P99

◆ P99_LCOPY

#define P99_LCOPY (   TYPE,
  VAR,
  ... 
)    ((TYPE)P99_DESIGNATED(VAR, __VA_ARGS__))

Construct a compound literal of type TYPE by copying fields of VAR.

The argument list must be composed of designators, something like

struct toto { int a; int b; } A = { .a = 9, .b = 7 };
struct toto B = P99_LCOPY(struct toto, A, .b);
double C[4] = { 1, 2, 3, 4 };
double *D = P99_LCOPY(double[4], C, [0], [2]);

So here B.b is initialized with the value of A.b and B.a, since .a is not in the list, is initialized by 0. Likewise D gets copies of C[0] and C[2] and the other fields are initialized to 0.

This is probably best used indirectly inside a type specific macro.
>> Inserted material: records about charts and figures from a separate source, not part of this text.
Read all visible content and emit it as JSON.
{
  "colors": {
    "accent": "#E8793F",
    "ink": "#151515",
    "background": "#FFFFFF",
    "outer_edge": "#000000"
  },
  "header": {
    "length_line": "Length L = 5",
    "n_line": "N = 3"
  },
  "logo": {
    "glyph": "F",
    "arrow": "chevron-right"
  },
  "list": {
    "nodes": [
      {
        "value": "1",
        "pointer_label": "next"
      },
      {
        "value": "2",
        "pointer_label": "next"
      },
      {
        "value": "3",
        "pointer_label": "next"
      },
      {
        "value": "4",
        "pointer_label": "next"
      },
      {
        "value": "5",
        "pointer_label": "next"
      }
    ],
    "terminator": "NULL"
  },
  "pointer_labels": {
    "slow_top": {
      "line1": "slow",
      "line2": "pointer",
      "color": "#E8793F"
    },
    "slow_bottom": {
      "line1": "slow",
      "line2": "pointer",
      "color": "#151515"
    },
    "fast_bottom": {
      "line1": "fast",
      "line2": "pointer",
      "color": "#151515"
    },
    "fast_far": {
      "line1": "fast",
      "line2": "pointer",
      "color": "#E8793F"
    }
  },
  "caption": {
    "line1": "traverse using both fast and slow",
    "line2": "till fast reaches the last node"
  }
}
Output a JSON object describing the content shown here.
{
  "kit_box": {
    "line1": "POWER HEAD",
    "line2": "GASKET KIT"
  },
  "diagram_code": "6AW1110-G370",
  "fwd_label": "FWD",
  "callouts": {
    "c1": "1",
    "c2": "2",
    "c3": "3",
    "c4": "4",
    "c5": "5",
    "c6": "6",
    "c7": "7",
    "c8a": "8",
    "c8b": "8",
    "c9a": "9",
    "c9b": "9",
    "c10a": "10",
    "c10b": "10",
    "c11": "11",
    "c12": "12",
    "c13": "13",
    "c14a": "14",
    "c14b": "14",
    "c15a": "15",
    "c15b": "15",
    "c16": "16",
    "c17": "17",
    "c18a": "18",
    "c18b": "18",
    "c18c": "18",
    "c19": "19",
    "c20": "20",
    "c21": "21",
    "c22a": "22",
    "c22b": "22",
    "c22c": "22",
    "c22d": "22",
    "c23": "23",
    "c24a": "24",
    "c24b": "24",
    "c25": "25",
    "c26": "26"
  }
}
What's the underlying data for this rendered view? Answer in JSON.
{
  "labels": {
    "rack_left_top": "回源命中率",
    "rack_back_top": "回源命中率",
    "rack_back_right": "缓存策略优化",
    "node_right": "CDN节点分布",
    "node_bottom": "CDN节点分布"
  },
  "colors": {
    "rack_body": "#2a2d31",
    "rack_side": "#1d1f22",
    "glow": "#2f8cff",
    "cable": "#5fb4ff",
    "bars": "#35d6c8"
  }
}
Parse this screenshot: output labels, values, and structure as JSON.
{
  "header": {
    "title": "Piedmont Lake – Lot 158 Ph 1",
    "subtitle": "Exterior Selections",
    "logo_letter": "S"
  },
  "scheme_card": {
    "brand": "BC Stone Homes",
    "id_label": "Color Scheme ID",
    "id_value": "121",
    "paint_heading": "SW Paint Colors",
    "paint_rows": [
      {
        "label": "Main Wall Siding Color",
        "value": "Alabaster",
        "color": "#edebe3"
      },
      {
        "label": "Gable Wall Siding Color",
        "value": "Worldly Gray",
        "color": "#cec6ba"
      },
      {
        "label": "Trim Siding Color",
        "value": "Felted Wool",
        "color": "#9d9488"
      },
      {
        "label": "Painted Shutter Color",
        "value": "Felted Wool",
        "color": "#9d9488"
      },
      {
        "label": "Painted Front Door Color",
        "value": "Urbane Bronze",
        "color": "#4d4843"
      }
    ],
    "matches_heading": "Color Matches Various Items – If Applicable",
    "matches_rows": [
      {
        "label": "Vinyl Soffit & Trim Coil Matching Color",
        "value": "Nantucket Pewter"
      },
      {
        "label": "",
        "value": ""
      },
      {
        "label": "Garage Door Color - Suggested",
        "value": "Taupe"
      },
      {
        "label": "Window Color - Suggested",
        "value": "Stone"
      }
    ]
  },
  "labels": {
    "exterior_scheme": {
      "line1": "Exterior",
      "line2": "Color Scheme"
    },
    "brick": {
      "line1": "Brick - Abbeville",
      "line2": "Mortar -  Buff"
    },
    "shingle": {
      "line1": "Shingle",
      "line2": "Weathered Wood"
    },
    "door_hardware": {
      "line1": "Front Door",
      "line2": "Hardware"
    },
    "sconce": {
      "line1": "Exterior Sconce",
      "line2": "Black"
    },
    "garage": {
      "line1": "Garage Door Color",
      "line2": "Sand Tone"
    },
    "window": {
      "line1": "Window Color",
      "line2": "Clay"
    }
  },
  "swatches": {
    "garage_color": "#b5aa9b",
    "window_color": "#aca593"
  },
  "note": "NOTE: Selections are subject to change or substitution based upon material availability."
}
E.g if you know that the copy operation for toto as above should always copy only .b and not .a you could do

#define TOTO_LCOPY(A) P99_LCOPY(struct toto, A, .b);
struct toto B = TOTO_LCOPY(A);
See also
P99_DESIGNATED
Warning
argument 1 may be evaluated multiple times
Remarks
argument 0 should correspond to a type that is not a VLA.
argument 2 must be a field designator
argument 3 must be a field designator
argument 4 must be a field designator

Definition at line 299 of file p99_map.h.

P99_LCOPY
#define P99_LCOPY(TYPE, VAR,...)
Construct a compound literal of type TYPE by copying fields of VAR.